Use $request to read headers or attributes you set in onRequest, inspect the Moonlight service / action from the JSON body, or branch on the request path. The response phase runs in WebKernel::terminate() after dispatch (or after the exception pipeline renders an error).

Older docs and generated stubs omitted the $request parameter on onResponse. The contract and runtime always passed both — update any middleware that only declared onResponse(Response $response).

Optional hooks

MiddlewareTrait also exposes empty hooks you can override:

HookWhen
beforeRequest()Immediately before onRequest()
afterRequest()Immediately after onRequest()
beforeResponse()Immediately before onResponse()
afterResponse()Immediately after onResponse()

Return types for onRequest / onResponse are void. Mutate $request and $response in place.

Service-scoped middleware

By default middleware runs on every request. Override limitServicesTo() to run only when the JSON body service key matches:

use Pionia\Collections\Arrayable;

public function limitServicesTo(): Arrayable
{
    return new Arrayable(['billing', 'reports']);
}

When the list is empty (default), middleware runs for all services.

Registration

settings.ini (app middleware)

[app_middlewares]
request_id = "Application\Middlewares\RequestIdMiddleware"

Keys are aliases (for ordering and stats); values are middleware class names. Entries merge with framework built-ins (for example CacheMiddleware).

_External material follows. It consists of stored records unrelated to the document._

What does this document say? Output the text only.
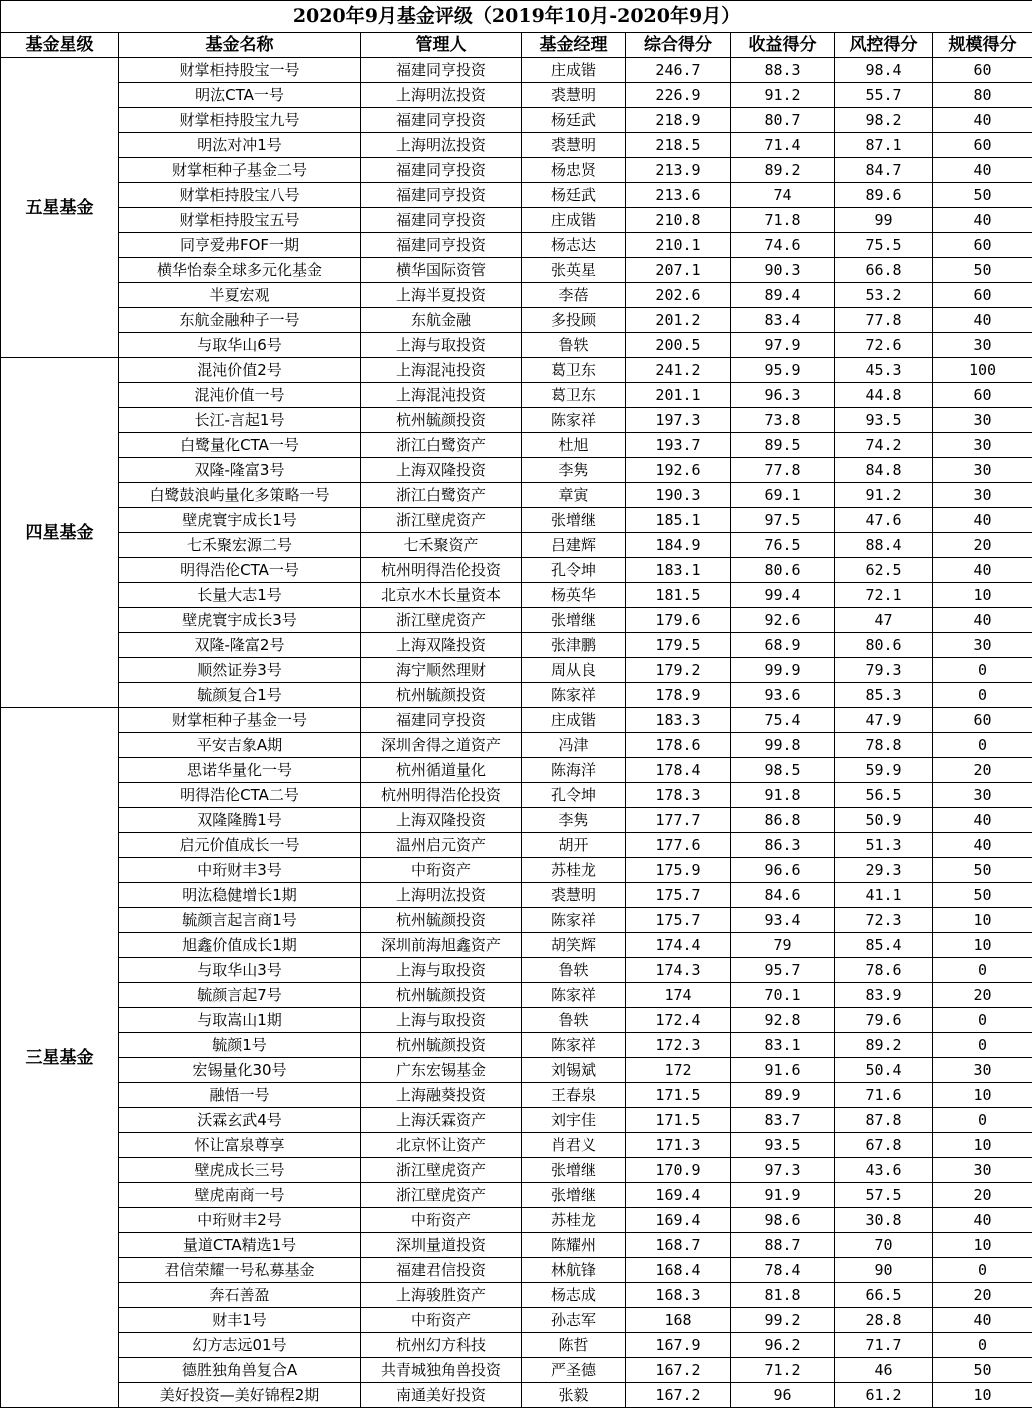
2020年9月基金评级（2019年10月-2020年9月）							
基金星级	基金名称	管理人	基金经理	综合得分	收益得分	风控得分	规模得分
五星基金	财掌柜持股宝一号	福建同亨投资	庄成锴	246.7	88.3	98.4	60
	明汯CTA一号	上海明汯投资	裘慧明	226.9	91.2	55.7	80
	财掌柜持股宝九号	福建同亨投资	杨廷武	218.9	80.7	98.2	40
	明汯对冲1号	上海明汯投资	裘慧明	218.5	71.4	87.1	60
	财掌柜种子基金二号	福建同亨投资	杨忠贤	213.9	89.2	84.7	40
	财掌柜持股宝八号	福建同亨投资	杨廷武	213.6	74	89.6	50
	财掌柜持股宝五号	福建同亨投资	庄成锴	210.8	71.8	99	40
	同亨爱弗FOF一期	福建同亨投资	杨志达	210.1	74.6	75.5	60
	横华怡泰全球多元化基金	横华国际资管	张英星	207.1	90.3	66.8	50
	半夏宏观	上海半夏投资	李蓓	202.6	89.4	53.2	60
	东航金融种子一号	东航金融	多投顾	201.2	83.4	77.8	40
	与取华山6号	上海与取投资	鲁轶	200.5	97.9	72.6	30
四星基金	混沌价值2号	上海混沌投资	葛卫东	241.2	95.9	45.3	100
	混沌价值一号	上海混沌投资	葛卫东	201.1	96.3	44.8	60
	长江-言起1号	杭州毓颜投资	陈家祥	197.3	73.8	93.5	30
	白鹭量化CTA一号	浙江白鹭资产	杜旭	193.7	89.5	74.2	30
	双隆-隆富3号	上海双隆投资	李隽	192.6	77.8	84.8	30
	白鹭鼓浪屿量化多策略一号	浙江白鹭资产	章寅	190.3	69.1	91.2	30
	壁虎寰宇成长1号	浙江壁虎资产	张增继	185.1	97.5	47.6	40
	七禾聚宏源二号	七禾聚资产	吕建辉	184.9	76.5	88.4	20
	明得浩伦CTA一号	杭州明得浩伦投资	孔令坤	183.1	80.6	62.5	40
	长量大志1号	北京水木长量资本	杨英华	181.5	99.4	72.1	10
	壁虎寰宇成长3号	浙江壁虎资产	张增继	179.6	92.6	47	40
	双隆-隆富2号	上海双隆投资	张津鹏	179.5	68.9	80.6	30
	顺然证券3号	海宁顺然理财	周从良	179.2	99.9	79.3	0
	毓颜复合1号	杭州毓颜投资	陈家祥	178.9	93.6	85.3	0
三星基金	财掌柜种子基金一号	福建同亨投资	庄成锴	183.3	75.4	47.9	60
	平安吉象A期	深圳舍得之道资产	冯津	178.6	99.8	78.8	0
	思诺华量化一号	杭州循道量化	陈海洋	178.4	98.5	59.9	20
	明得浩伦CTA二号	杭州明得浩伦投资	孔令坤	178.3	91.8	56.5	30
	双隆隆腾1号	上海双隆投资	李隽	177.7	86.8	50.9	40
	启元价值成长一号	温州启元资产	胡开	177.6	86.3	51.3	40
	中珩财丰3号	中珩资产	苏桂龙	175.9	96.6	29.3	50
	明汯稳健增长1期	上海明汯投资	裘慧明	175.7	84.6	41.1	50
	毓颜言起言商1号	杭州毓颜投资	陈家祥	175.7	93.4	72.3	10
	旭鑫价值成长1期	深圳前海旭鑫资产	胡笑辉	174.4	79	85.4	10
	与取华山3号	上海与取投资	鲁轶	174.3	95.7	78.6	0
	毓颜言起7号	杭州毓颜投资	陈家祥	174	70.1	83.9	20
	与取嵩山1期	上海与取投资	鲁轶	172.4	92.8	79.6	0
	毓颜1号	杭州毓颜投资	陈家祥	172.3	83.1	89.2	0
	宏锡量化30号	广东宏锡基金	刘锡斌	172	91.6	50.4	30
	融悟一号	上海融葵投资	王春泉	171.5	89.9	71.6	10
	沃霖玄武4号	上海沃霖资产	刘宇佳	171.5	83.7	87.8	0
	怀让富泉尊享	北京怀让资产	肖君义	171.3	93.5	67.8	10
	壁虎成长三号	浙江壁虎资产	张增继	170.9	97.3	43.6	30
	壁虎南商一号	浙江壁虎资产	张增继	169.4	91.9	57.5	20
	中珩财丰2号	中珩资产	苏桂龙	169.4	98.6	30.8	40
	量道CTA精选1号	深圳量道投资	陈耀州	168.7	88.7	70	10
	君信荣耀一号私募基金	福建君信投资	林航锋	168.4	78.4	90	0
	奔石善盈	上海骏胜资产	杨志成	168.3	81.8	66.5	20
	财丰1号	中珩资产	孙志军	168	99.2	28.8	40
	幻方志远01号	杭州幻方科技	陈哲	167.9	96.2	71.7	0
	德胜独角兽复合A	共青城独角兽投资	严圣德	167.2	71.2	46	50
	美好投资—美好锦程2期	南通美好投资	张毅	167.2	96	61.2	10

Service provider (packages)

use Pionia\Middlewares\MiddlewareChain;

public function middlewares(MiddlewareChain $chain): MiddlewareChain
{
    return $chain->add(RequestIdMiddleware::class);
}

Provider middleware merges during boot. Use addBefore() / addAfter() for position relative to another class:

return $chain
    ->add(LoggingMiddleware::class)
    ->addAfter(LoggingMiddleware::class, MetricsMiddleware::class);

CLI generator

php pionia make:middleware RequestId

Creates middlewares/RequestIdMiddleware.php and appends the class to environment/generated.ini under [app_middlewares]. Move or copy the entry to settings.ini when you want it active in all environments.

Middleware vs authentication

MiddlewareAuthentication
PurposeCross-cutting request/response logicIdentify the caller (ContextUserObject)
Directorymiddlewares/authentications/
INI section[app_middlewares][app_authentications]
RunsBefore and after dispatchAfter request middleware, before dispatch
Generatormake:middlewaremake:auth

Protect actions with mustAuthenticate() / can() on services — not by throwing from middleware alone.

Events

The chain dispatches PSR-14 events:

EventPhase
PreMiddlewareChainRunEventStart of onRequest chain
PostMiddlewareChainRunEventStart of onResponse chain

Listen via your event provider or onBooted() registrations.

Inspecting the stack

middlewares(); // Arrayable of registered middleware class strings

The developer stats page (/stats when enabled) lists the active middleware stack.